As Max and Leo, Tony winner Nathan Lane and Matthew Broderick were clearly in their element on the Broadway stage. But under the close scrutiny of the movie camera, it's harder to compete against the indelible work of their predecessors, Mostel and Wilder. The lengthy scene of Max and Leo's first meeting is almost verbatim from the 1968 film, and while the gifted Lane creates a decent Mostel homage, Broderick strains to recapture Wilder's inspired neurosis. Stroman's direction doesn't help, having opted for a comfortable seat in the center orchestra. The play is everything in this uneven movie, which is alternately groan-inducing and side-splitting.

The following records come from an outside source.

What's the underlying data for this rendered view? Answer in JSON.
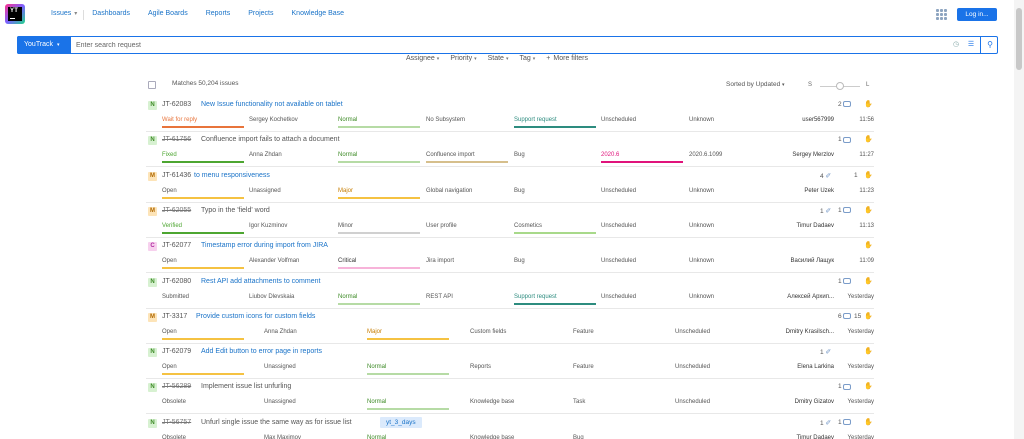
{
  "app": {
    "logo_text": "YT"
  },
  "nav": {
    "issues": "Issues",
    "dashboards": "Dashboards",
    "agile_boards": "Agile Boards",
    "reports": "Reports",
    "projects": "Projects",
    "knowledge_base": "Knowledge Base"
  },
  "header": {
    "login_label": "Log in..."
  },
  "search": {
    "context_label": "YouTrack",
    "placeholder": "Enter search request"
  },
  "filters": {
    "assignee": "Assignee",
    "priority": "Priority",
    "state": "State",
    "tag": "Tag",
    "more": "More filters"
  },
  "list": {
    "matches": "Matches 50,204 issues",
    "sorted": "Sorted by Updated",
    "size_small": "S",
    "size_large": "L"
  },
  "colors": {
    "accent": "#1a73e8",
    "state_wait": "#e8743b",
    "state_fixed": "#4da631",
    "state_open": "#f5c242",
    "state_verified": "#4da631",
    "priority_normal": "#b6dba5",
    "priority_major": "#f5c242",
    "priority_minor": "#d0d0d0",
    "priority_critical": "#f7b3d9",
    "type_support": "#2d8c7f",
    "type_cosmetics": "#a8d98a",
    "version_2020": "#e0137b"
  },
  "issues": [
    {
      "priority_letter": "N",
      "id": "JT-62083",
      "summary": "New Issue functionality not available on tablet",
      "resolved": false,
      "fields": [
        "Wait for reply",
        "Sergey Kochetkov",
        "Normal",
        "No Subsystem",
        "Support request",
        "Unscheduled",
        "Unknown"
      ],
      "attachments": "",
      "comments": "2",
      "votes": "",
      "reporter": "user567999",
      "updated": "11:56"
    },
    {
      "priority_letter": "N",
      "id": "JT-61756",
      "summary": "Confluence import fails to attach a document",
      "resolved": true,
      "fields": [
        "Fixed",
        "Anna Zhdan",
        "Normal",
        "Confluence import",
        "Bug",
        "2020.6",
        "2020.6.1099"
      ],
      "attachments": "",
      "comments": "1",
      "votes": "",
      "reporter": "Sergey Merzlov",
      "updated": "11:27"
    },
    {
      "priority_letter": "M",
      "id": "JT-61436",
      "summary": "to menu responsiveness",
      "resolved": false,
      "fields": [
        "Open",
        "Unassigned",
        "Major",
        "Global navigation",
        "Bug",
        "Unscheduled",
        "Unknown"
      ],
      "attachments": "4",
      "comments": "",
      "votes": "1",
      "reporter": "Peter Uzek",
      "updated": "11:23"
    },
    {
      "priority_letter": "M",
      "id": "JT-62055",
      "summary": "Typo in the 'field' word",
      "resolved": true,
      "fields": [
        "Verified",
        "Igor Kuzminov",
        "Minor",
        "User profile",
        "Cosmetics",
        "Unscheduled",
        "Unknown"
      ],
      "attachments": "1",
      "comments": "1",
      "votes": "",
      "reporter": "Timur Dadaev",
      "updated": "11:13"
    },
    {
      "priority_letter": "C",
      "id": "JT-62077",
      "summary": "Timestamp error during import from JIRA",
      "resolved": false,
      "fields": [
        "Open",
        "Alexander Volfman",
        "Critical",
        "Jira import",
        "Bug",
        "Unscheduled",
        "Unknown"
      ],
      "attachments": "",
      "comments": "",
      "votes": "",
      "reporter": "Василий Лащук",
      "updated": "11:09"
    },
    {
      "priority_letter": "N",
      "id": "JT-62080",
      "summary": "Rest API add attachments to comment",
      "resolved": false,
      "fields": [
        "Submitted",
        "Liubov Dlevskaia",
        "Normal",
        "REST API",
        "Support request",
        "Unscheduled",
        "Unknown"
      ],
      "attachments": "",
      "comments": "1",
      "votes": "",
      "reporter": "Алексей Архип...",
      "updated": "Yesterday"
    },
    {
      "priority_letter": "M",
      "id": "JT-3317",
      "summary": "Provide custom icons for custom fields",
      "resolved": false,
      "fields": [
        "Open",
        "Anna Zhdan",
        "Major",
        "Custom fields",
        "Feature",
        "Unscheduled",
        ""
      ],
      "attachments": "",
      "comments": "6",
      "votes": "15",
      "reporter": "Dmitry Krasilsch...",
      "updated": "Yesterday"
    },
    {
      "priority_letter": "N",
      "id": "JT-62079",
      "summary": "Add Edit button to error page in reports",
      "resolved": false,
      "fields": [
        "Open",
        "Unassigned",
        "Normal",
        "Reports",
        "Feature",
        "Unscheduled",
        ""
      ],
      "attachments": "1",
      "comments": "",
      "votes": "",
      "reporter": "Elena Larkina",
      "updated": "Yesterday"
    },
    {
      "priority_letter": "N",
      "id": "JT-56289",
      "summary": "Implement issue list unfurling",
      "resolved": true,
      "fields": [
        "Obsolete",
        "Unassigned",
        "Normal",
        "Knowledge base",
        "Task",
        "Unscheduled",
        ""
      ],
      "attachments": "",
      "comments": "1",
      "votes": "",
      "reporter": "Dmitry Gizatov",
      "updated": "Yesterday"
    },
    {
      "priority_letter": "N",
      "id": "JT-56757",
      "summary": "Unfurl single issue the same way as for issue list",
      "resolved": true,
      "tag": "yt_3_days",
      "fields": [
        "Obsolete",
        "Max Maximov",
        "Normal",
        "Knowledge base",
        "Bug",
        "",
        ""
      ],
      "attachments": "1",
      "comments": "1",
      "votes": "",
      "reporter": "Timur Dadaev",
      "updated": "Yesterday"
    }
  ]
}
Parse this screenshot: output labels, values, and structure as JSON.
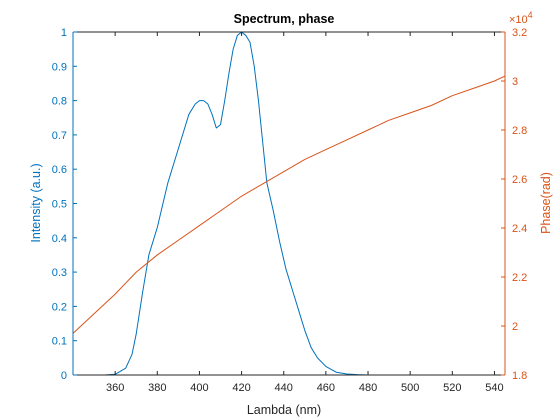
{
  "chart_data": {
    "type": "line",
    "title": "Spectrum, phase",
    "xlabel": "Lambda (nm)",
    "ylabel_left": "Intensity (a.u.)",
    "ylabel_right": "Phase(rad)",
    "right_exponent_label": "×10",
    "right_exponent_power": "4",
    "xlim": [
      340,
      545
    ],
    "ylim_left": [
      0,
      1
    ],
    "ylim_right": [
      1.8,
      3.2
    ],
    "grid": false,
    "colors": {
      "left": "#0072BD",
      "right": "#D95319",
      "axes": "#262626"
    },
    "x_ticks": [
      360,
      380,
      400,
      420,
      440,
      460,
      480,
      500,
      520,
      540
    ],
    "y_left_ticks": [
      "0",
      "0.1",
      "0.2",
      "0.3",
      "0.4",
      "0.5",
      "0.6",
      "0.7",
      "0.8",
      "0.9",
      "1"
    ],
    "y_right_ticks": [
      "1.8",
      "2",
      "2.2",
      "2.4",
      "2.6",
      "2.8",
      "3",
      "3.2"
    ],
    "series": [
      {
        "axis": "left",
        "x": [
          340,
          355,
          360,
          365,
          368,
          370,
          373,
          376,
          380,
          385,
          390,
          395,
          398,
          400,
          402,
          404,
          406,
          408,
          410,
          412,
          414,
          416,
          418,
          420,
          422,
          424,
          426,
          428,
          430,
          432,
          435,
          438,
          441,
          444,
          447,
          450,
          453,
          456,
          460,
          465,
          470,
          475,
          480,
          545
        ],
        "y": [
          0,
          0,
          0.002,
          0.02,
          0.06,
          0.12,
          0.24,
          0.35,
          0.43,
          0.56,
          0.66,
          0.76,
          0.79,
          0.8,
          0.8,
          0.79,
          0.76,
          0.72,
          0.73,
          0.8,
          0.88,
          0.95,
          0.99,
          1.0,
          0.99,
          0.97,
          0.9,
          0.8,
          0.68,
          0.56,
          0.48,
          0.39,
          0.31,
          0.25,
          0.19,
          0.13,
          0.08,
          0.05,
          0.025,
          0.008,
          0.003,
          0.001,
          0,
          0
        ]
      },
      {
        "axis": "right",
        "x": [
          340,
          350,
          360,
          370,
          380,
          390,
          400,
          410,
          420,
          430,
          440,
          450,
          460,
          470,
          480,
          490,
          500,
          510,
          520,
          530,
          540,
          545
        ],
        "y": [
          1.97,
          2.05,
          2.13,
          2.22,
          2.29,
          2.35,
          2.41,
          2.47,
          2.53,
          2.58,
          2.63,
          2.68,
          2.72,
          2.76,
          2.8,
          2.84,
          2.87,
          2.9,
          2.94,
          2.97,
          3.0,
          3.02
        ]
      }
    ]
  }
}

At least the creators' reverence for the show has allowed hilarious supporting players Gary Beach and Roger Bart a big-screen showcase. Their characters, cross-dressing director Roger DeBris and his catlike assistant Carmen Ghia, take gay stereotypes to such an absurd extreme they become curiously disarming. Beach, another Tony winner, is responsible for the movie's delirious high point, as the fey DeBris, a last-minute replacement in the title role of Springtime for Hitler, exhilarates the audience both onscreen and off (especially when he perches on the edge of the stage a la Judy Garland). In fact, the entire Springtime for Hitler sequence, lavishly mounted and beautifully performed, is the one element here that truly improves on the 1968 original.

New to the company are two movie stars. Will Ferrell is more than adequate as crazed Nazi playwright Franz Liebkind, but he can't eclipse the memory of Kenneth Mars' singular creation in '68. Uma Thurman certainly has the look and limbs for Max's sexy Swedish secretary Ulla, but musicals are not a likely part of her future.

Occasionally, Stroman opens up the show: There's a production number on New York's Fifth Avenue featuring dozens of old women with walkers (Max's primary backers) that's diverting, and a fun sequence as Leo dreams of escaping his accountant's drudgery. But such numbers are even more dynamic in the confines of a Broadway house; the magic doesn't always translate to the more reality-based screen world. Lane's big second-act summation "Betrayed," a showstopper on Broadway, especially suffers as assembled for film.

Those who loved the original Broadway production of The Producers will be pleased that there's a movie faithfully recapturing one of the biggest stage hits of recent years. The rest of us will find sporadic laughs, while wondering what all the fuss was about.